Novellierung der Hessischen Bauordnung

HBOVdW südwest fordert Verzicht auf Neuregelungen, die zu Kostensteigerungen führen

 

Die Hessische Landesregierung hat nun­mehr die bereits im Ko­a­li­tions­ver­trag angekündigte grund­le­gen­de No­vel­lie­rung der Hes­si­schen Bau­ord­nung (HBO) an­ge­sto­ßen. Als Vorlage hierfür diente der Landesregierung in vie­len Punk­ten die aktuelle Musterbauordnung (MBO). Als Schwerpunkte der geplanten Novelle sind im Regierungsentwurf in der Fas­sung vom 15. Mai Er­leich­te­run­gen bei der Umwandlung von Wohn- in Bü­ro­raum zur Schaffung bezahlbaren Wohn­raums, Erleichterungen bei der Er­rich­tung von Gebäuden in Holz­bau­wei­se, Er­leich­te­run­gen der Be­din­gun­gen für den Rad­ver­kehr, die Verbesserung des barrierefreien Bauens, die Um­set­zung der EU-Bau­pro­duk­ten­vervord­nung so­wie die Di­gi­ta­li­sie­rung des Bau­ge­neh­mi­gungs­ver­fah­rens be­zeich­net.

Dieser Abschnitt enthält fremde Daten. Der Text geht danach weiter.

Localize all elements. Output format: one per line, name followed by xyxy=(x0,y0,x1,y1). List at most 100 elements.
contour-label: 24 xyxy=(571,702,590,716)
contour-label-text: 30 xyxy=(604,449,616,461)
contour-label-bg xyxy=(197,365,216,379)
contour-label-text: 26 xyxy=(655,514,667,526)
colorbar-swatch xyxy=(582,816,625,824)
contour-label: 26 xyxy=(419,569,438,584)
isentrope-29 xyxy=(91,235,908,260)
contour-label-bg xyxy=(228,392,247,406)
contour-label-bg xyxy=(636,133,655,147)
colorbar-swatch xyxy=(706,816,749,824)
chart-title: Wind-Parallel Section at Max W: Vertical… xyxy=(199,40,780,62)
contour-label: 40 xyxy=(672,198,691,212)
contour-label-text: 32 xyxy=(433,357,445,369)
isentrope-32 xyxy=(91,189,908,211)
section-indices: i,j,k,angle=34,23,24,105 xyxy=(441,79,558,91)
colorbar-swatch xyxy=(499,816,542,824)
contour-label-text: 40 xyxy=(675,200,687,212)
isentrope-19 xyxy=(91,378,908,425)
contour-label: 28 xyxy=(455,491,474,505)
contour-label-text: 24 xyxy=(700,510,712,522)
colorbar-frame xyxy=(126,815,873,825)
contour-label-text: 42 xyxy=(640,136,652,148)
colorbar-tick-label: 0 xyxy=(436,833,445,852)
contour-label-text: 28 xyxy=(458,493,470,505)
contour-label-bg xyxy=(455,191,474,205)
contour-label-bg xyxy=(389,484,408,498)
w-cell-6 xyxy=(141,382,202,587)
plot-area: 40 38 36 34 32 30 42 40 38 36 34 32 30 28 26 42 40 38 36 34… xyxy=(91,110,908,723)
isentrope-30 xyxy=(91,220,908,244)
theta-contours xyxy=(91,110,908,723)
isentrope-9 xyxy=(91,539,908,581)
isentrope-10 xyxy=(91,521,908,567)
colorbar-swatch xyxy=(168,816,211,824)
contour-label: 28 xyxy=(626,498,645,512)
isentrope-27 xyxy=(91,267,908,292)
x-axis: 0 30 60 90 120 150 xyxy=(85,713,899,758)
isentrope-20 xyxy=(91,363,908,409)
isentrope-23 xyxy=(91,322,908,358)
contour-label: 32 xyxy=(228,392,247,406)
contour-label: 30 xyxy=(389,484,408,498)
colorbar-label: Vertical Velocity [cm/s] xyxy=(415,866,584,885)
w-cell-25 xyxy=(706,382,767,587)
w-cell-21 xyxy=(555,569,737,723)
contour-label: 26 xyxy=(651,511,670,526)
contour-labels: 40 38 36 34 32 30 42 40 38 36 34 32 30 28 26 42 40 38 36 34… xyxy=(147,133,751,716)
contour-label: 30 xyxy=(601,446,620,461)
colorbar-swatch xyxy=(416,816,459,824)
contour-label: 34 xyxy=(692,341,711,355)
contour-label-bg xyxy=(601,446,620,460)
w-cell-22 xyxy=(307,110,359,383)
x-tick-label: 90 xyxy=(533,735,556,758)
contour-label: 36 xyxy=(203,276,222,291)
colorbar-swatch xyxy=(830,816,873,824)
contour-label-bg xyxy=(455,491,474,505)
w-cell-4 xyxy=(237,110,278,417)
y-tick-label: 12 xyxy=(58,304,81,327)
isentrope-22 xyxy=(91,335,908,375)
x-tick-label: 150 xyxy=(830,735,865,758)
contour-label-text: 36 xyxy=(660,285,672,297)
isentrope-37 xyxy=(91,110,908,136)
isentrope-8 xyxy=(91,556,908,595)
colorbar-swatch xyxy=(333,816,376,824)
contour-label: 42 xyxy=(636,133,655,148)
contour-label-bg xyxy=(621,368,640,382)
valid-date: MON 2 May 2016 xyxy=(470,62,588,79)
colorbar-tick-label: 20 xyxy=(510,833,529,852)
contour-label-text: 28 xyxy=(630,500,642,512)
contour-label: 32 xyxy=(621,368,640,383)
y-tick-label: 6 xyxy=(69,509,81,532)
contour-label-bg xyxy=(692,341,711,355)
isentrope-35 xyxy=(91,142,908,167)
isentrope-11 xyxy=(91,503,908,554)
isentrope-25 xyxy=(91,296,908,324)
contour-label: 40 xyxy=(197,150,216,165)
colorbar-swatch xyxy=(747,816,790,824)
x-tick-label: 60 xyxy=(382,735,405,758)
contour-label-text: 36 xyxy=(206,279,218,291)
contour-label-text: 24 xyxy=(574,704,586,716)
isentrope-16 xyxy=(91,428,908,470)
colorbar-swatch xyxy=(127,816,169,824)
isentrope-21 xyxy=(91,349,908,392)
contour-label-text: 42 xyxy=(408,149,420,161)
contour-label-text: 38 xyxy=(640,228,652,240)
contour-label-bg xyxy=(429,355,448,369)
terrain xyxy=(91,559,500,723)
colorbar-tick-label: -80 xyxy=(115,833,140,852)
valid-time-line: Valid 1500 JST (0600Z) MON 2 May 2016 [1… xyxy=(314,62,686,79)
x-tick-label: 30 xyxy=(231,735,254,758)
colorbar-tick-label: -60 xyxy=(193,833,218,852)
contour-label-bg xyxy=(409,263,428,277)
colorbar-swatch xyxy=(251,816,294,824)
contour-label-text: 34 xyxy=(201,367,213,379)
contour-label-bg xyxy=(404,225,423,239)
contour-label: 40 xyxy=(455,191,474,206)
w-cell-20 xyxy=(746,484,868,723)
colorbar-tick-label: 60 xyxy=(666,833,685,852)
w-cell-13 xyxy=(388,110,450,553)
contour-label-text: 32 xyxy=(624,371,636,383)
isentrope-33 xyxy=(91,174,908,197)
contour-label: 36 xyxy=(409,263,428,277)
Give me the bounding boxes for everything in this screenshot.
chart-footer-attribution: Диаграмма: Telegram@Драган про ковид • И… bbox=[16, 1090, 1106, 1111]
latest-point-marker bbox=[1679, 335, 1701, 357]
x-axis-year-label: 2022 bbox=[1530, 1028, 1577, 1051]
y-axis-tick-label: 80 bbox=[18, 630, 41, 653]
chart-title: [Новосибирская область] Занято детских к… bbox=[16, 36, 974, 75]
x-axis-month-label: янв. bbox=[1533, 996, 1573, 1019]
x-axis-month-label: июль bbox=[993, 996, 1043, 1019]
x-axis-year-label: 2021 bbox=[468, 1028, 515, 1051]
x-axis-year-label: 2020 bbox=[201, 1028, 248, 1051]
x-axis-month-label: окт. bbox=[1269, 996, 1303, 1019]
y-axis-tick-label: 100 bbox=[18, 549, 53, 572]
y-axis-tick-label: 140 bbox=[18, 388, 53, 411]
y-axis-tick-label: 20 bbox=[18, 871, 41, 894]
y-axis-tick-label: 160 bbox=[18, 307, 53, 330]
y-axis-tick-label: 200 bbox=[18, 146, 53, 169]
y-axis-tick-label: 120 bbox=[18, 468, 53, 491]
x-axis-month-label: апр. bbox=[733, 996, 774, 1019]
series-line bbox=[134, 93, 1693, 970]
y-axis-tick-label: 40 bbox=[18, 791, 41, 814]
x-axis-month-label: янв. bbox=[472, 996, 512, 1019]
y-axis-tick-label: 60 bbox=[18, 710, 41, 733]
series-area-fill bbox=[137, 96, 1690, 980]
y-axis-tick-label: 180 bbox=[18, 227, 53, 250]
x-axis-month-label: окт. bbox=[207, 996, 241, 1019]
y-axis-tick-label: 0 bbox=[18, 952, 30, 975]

Der VdW hat in der schriftlichen Stellungnahme der AWI-Hessen im Rahmen des formalen An­hö­rungs­ver­fah­rens sein Hauptaugenmerk darauf gelegt, dass die gesetzlichen Neuregelungen nicht zu weiteren Kos­ten­stei­ge­run­gen bei der Errichtung neuen Wohnraums führen und dies auch unmissverständlich ein­ge­for­dert. Auch wenn der VdW südwest einzelne geplante Er­leich­te­run­gen, so beispielsweise die Einführung des elek­tro­ni­schen Bau­ge­neh­mi­gungs­ver­fah­rens, die Lockerung der Abstandsflächenregelungen, geplante Er­leich­te­run­gen bei Aufzügen und Stellplätzen für den Fall der Aufstockung von Gebäuden sowie die deutlich wei­ter­ge­hen­de Implementierung der Holzbauweise begrüßt, sieht der VdW südwest insbesondere diejenigen Re­ge­lun­gen, die über die Anforderungen der MBO hinausgehen, als sehr kritisch an. Dies gilt für besonders ho­he Vor­ga­ben an Umwehrungen, Brüstungen und Geländer hinsichtlich der Übersteighöhe, die Streichung von Aus­nah­me­tat­be­stän­den bei Aufzügen und Barrierefreiheit sowie die neu vorgesehene Schwel­len­lo­sig­keit bei Frei­sit­zen und Ab­stell­räu­men.